Diketahui NUA merupakan komitmen negara-negara anggota PBB sekaligus kerangka kerja yang memuat bagaimana perkotaan harus direncanakan dan dikelola untuk mencapai pembangunan dan urbanisasi yang berkelanjutan.

Konferensi PBB mengenai Permukiman dan Pembangunan Perkotaan Berkelanjutan (Habitat III) yang diselenggarakan pada Oktober 2016 di Quito, Ekuador, juga menekankan pentingnya keterlibatan banyak pihak dalam pembangunan kota sebagai mesin pertumbuhan yang berkelanjutan di masa depan, yang pada tahun 2050 diproyeksikan akan meningkat dua kali lipat.

Dalam Konferensi Habitat III ini juga disepakati bahwa semua kelompok masyarakat yang hadir, yang meliputi pemerintah daerah, kelompok masyarakat sipil dan komunitas, sektor swasta dan perencana kota, berperan dan bertanggung jawab dalam pembangunan perkotaan, mengingat pentingnya peran kota termasuk sebagai ruang publik.

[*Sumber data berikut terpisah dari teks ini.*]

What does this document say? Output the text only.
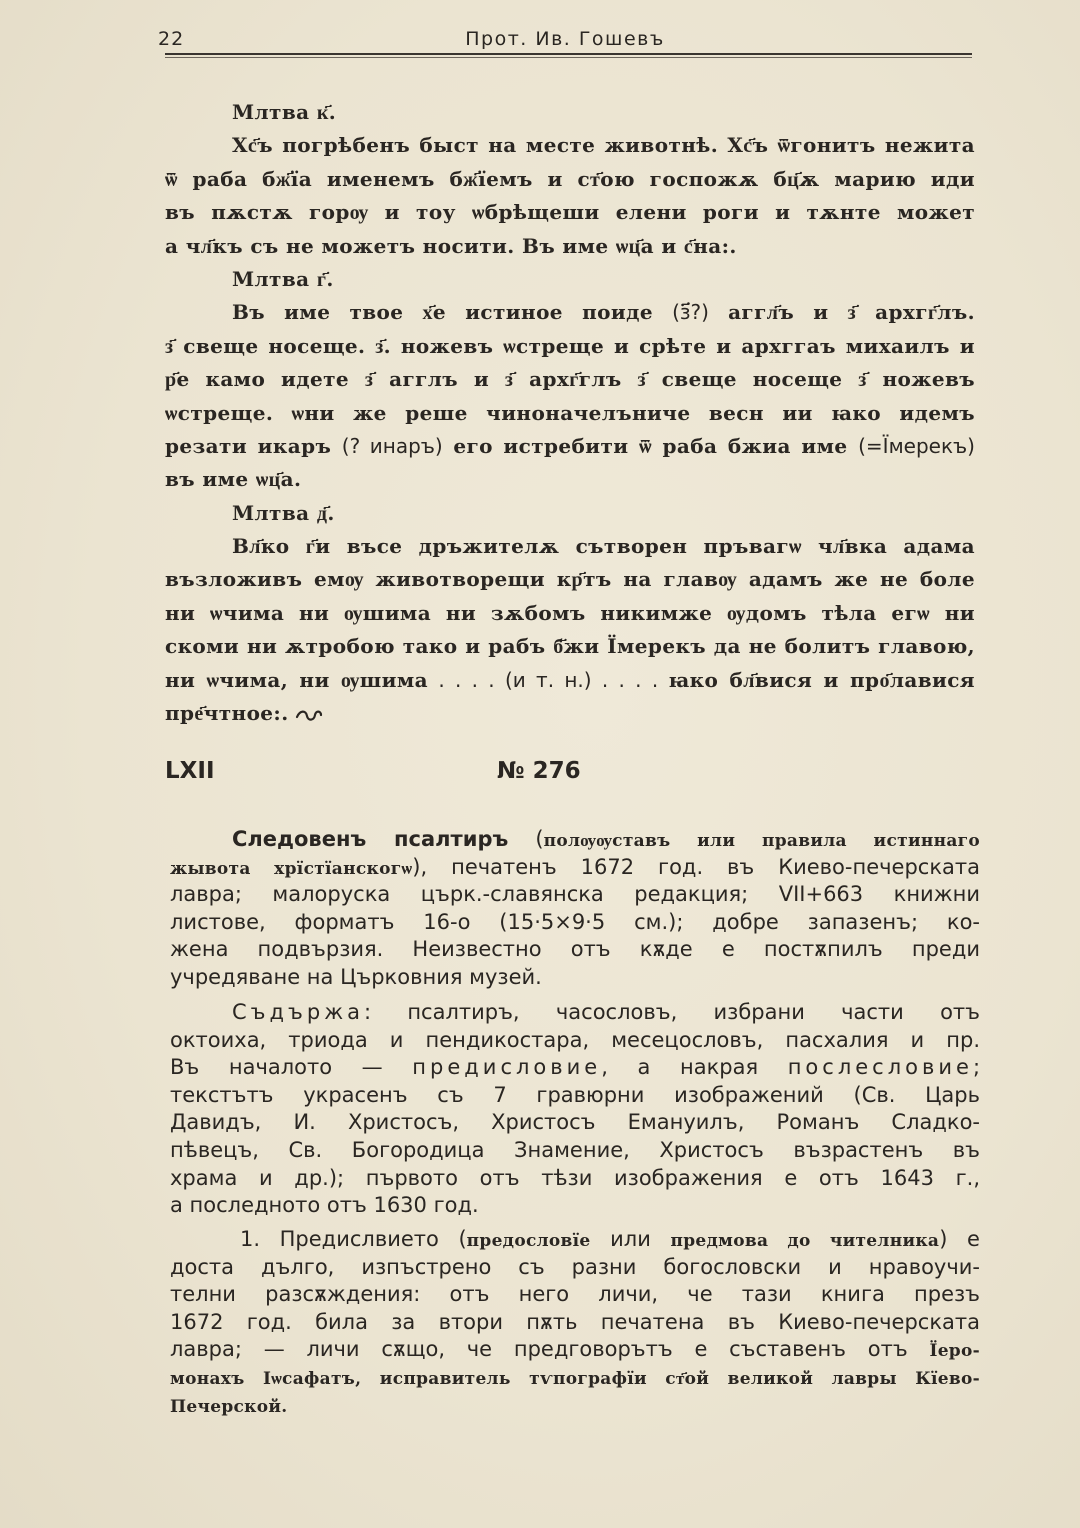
22	Прот. Ив. Гошевъ
Млтва к҃.
Хс҃ъ погрѣбенъ быст на месте животнѣ. Хс҃ъ ѿгонитъ нежита
ѿ раба бж҃їа именемъ бж҃їемъ и ст҃ою госпожѫ бц҃ѫ марию иди
въ пѫстѫ горѹ и тоу ѡбрѣщеши елени роги и тѫнте может
а чл҃къ съ не можетъ носити. Въ име ѡц҃а и с҃на:.
Млтва г҃.
Въ име твое х҃е истиное поиде (з҃?) аггл҃ъ и з҃ архгг҃лъ.
з҃ свеще носеще. з҃. ножевъ ѡстреще и срѣте и архггаъ михаилъ и
р҃е камо идете з҃ агглъ и з҃ архг҃глъ з҃ свеще носеще з҃ ножевъ
ѡстреще. ѡни же реше чиноначелъниче весн ии ꙗко идемъ
резати икаръ (? инаръ) его истребити ѿ раба бжиа име (=Їмерекъ)
въ име ѡц҃а.
Млтва д҃.
Вл҃ко г҃и въсе дръжителѫ сътворен пръвагѡ чл҃вка адама
възложивъ емѹ животворещи кр҃тъ на главѹ адамъ же не боле
ни ѡчима ни ѹшима ни зѫбомъ никимже ѹдомъ тѣла егѡ ни
скоми ни ѫтробою тако и рабъ б҃жи Їмерекъ да не болитъ главою,
ни ѡчима, ни ѹшима . . . . (и т. н.) . . . . ꙗко бл҃вися и про҃лавися
пре҃чтное:.
LXII	№ 276
Следовенъ псалтиръ (полѹѹставъ или правила истиннаго
жывота хрїстїанскогѡ), печатенъ 1672 год. въ Киево-печерската
лавра; малоруска църк.-славянска редакция; VII+663 книжни
листове, форматъ 16-о (15·5×9·5 см.); добре запазенъ; ко-
жена подвързия. Неизвестно отъ кѫде е постѫпилъ преди
учредяване на Църковния музей.
Съдържа: псалтиръ, часословъ, избрани части отъ
октоиха, триода и пендикостара, месецословъ, пасхалия и пр.
Въ началото — предисловие, а накрая послесловие;
текстътъ украсенъ съ 7 гравюрни изображений (Св. Царь
Давидъ, И. Христосъ, Христосъ Емануилъ, Романъ Сладко-
пѣвецъ, Св. Богородица Знамение, Христосъ възрастенъ въ
храма и др.); първото отъ тѣзи изображения е отъ 1643 г.,
а последното отъ 1630 год.
1. Предислвието (предословїе или предмова до чителника) е
доста дълго, изпъстрено съ разни богословски и нравоучи-
телни разсѫждения: отъ него личи, че тази книга презъ
1672 год. била за втори пѫть печатена въ Киево-печерската
лавра; — личи сѫщо, че предговорътъ е съставенъ отъ Їеро-
монахъ Іѡсафатъ, исправитель тѵпографїи ст҃ой великой лавры Кїево-
Печерской.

“Sebagai peserta di Konferensi PBB Habitat III Quito, Danamon Peduli berkomitmen untuk aktif dalam pelaksanaan NUA di Indonesia. Hal tersebut ditandai dengan inisiatif kami ambil bagian dalam pembentukan Filantropi Klaster Perkotaan. Bersama dengan pemerintah, yaitu Bappenas dan kementerian, swasta, organisasi filantropi, seperti Filantropi Indonesia dan Kemitraan Habitat, kami optimis dalam 20 tahun ke depan kolaborasi ini mampu mendukung terciptanya kota yang adil dan berkelanjutan.” ucap Restu Pratiwi Ketua Umum Yayasan Danamon Peduli, dalam siaran persnya, Rabu (11/10/2017).